La mujer se encogió de hombros. Probablemente, Gracilis la había llevado con él a Germania para evitar el riesgo de que, si la dejaba en Roma, lograse sobornar a sus numerosos administradores para que le dejaran disponer de fondos. Los hombres con mujeres así las mantienen a distancia del ábaco doméstico. Insistí, pero su ignorancia parecía genuina. No me sorprendió.
—¿De modo que no puede decirme por dónde empezar a buscar? ¿No tiene idea de dónde puede estar su esposo?
—¡Claro que lo sé! —replicó ella en torno de burla, lo cual despertó de nuevo mi irritación.
—Esto es importante, señora. Traigo un mensaje de Vespasiano para Florio Gracilis. Y cuando el emperador envía un mensaje, espera que sea entregado. ¿Me dirá dónde se encuentra su marido?
—Con su amante, supongo.
Menia Priscila era tan sosa que ni siquiera me miró para ver el efecto que me producían sus palabras.
—Escuche —le dije, tratando todavía de contener la irritación—, su vida doméstica es asunto suyo, pero, por muy moderna que sea su visión del matrimonio, supongo que usted y su marido siguen algunas normas. Las convenciones son bastante claras —agregué, pero de todos modos, las enumeré—: Si él malgasta la dote, usted se zampa la herencia de Gracilis. Él puede pegarle; usted, desacreditarlo. Él le proporciona una guía moral y una pródiga dotación para vestimenta; usted, señora, protege siempre que es posible la reputación de su marido en la vida pública.
Ahora, intente comprender una cosa; si no lo encuentro enseguida, se organizará un escándalo. Y seguro que Gracilis querrá, por encima de cualquier otra cosa, que usted evite semejante cosa.
La mujer dio un respingo entre el tintineo atonal de sus adornos.
—¡Cómo se atreve!
—¿Y cómo se atreve un hombre público a la desfachatez de desaparecer ante las propias narices del gobernador de la provincia?

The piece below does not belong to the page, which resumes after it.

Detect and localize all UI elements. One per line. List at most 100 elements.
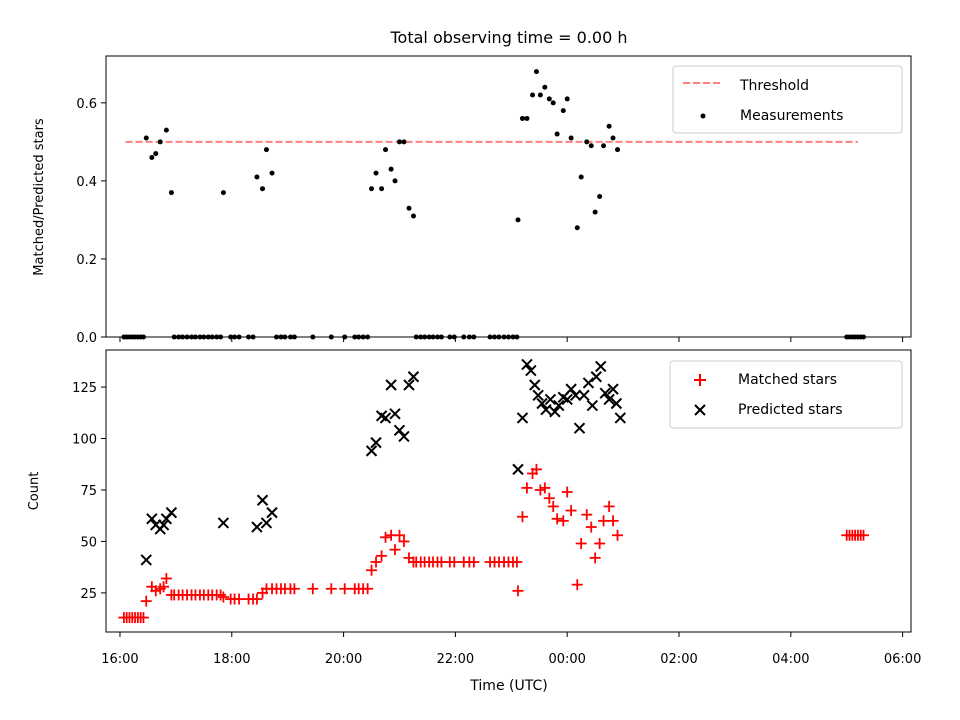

—¡Me importa muy poco! —exclamó Menia Priscila en su primera demostración de cierta vitalidad—. ¡Salga de aquí y no vuelva más!
Con estas palabras, abandonó la estancia dejando tras ella una vaharada de perfume balsámico no muy agradable. Sus movimientos eran tan crispados que una horquilla de marfil salió despedida de la trenza que coronaba su complejo peinado y fue a caer a mis pies.
La recogí y deposité el proyectil en la mano de una de las doncellas sin decir palabra. Las muchachas, con aire resignado, recogieron sus atavíos y salieron tras su ama.
No me inquieté. En algún lugar de la residencia habría un viejo contable que acogiera mi investigación con un espíritu más realista que el de la quisquillosa mujer. Aquel hombre sabría decirme con exactitud a qué acreedores estaba dando largas su amo; si me mostraba interesado por su trabajo, probablemente me proporcionaría la información que buscaba.
En cuanto al nombre de la guarida del legado, sería del dominio público en cualquier rincón del cuartel.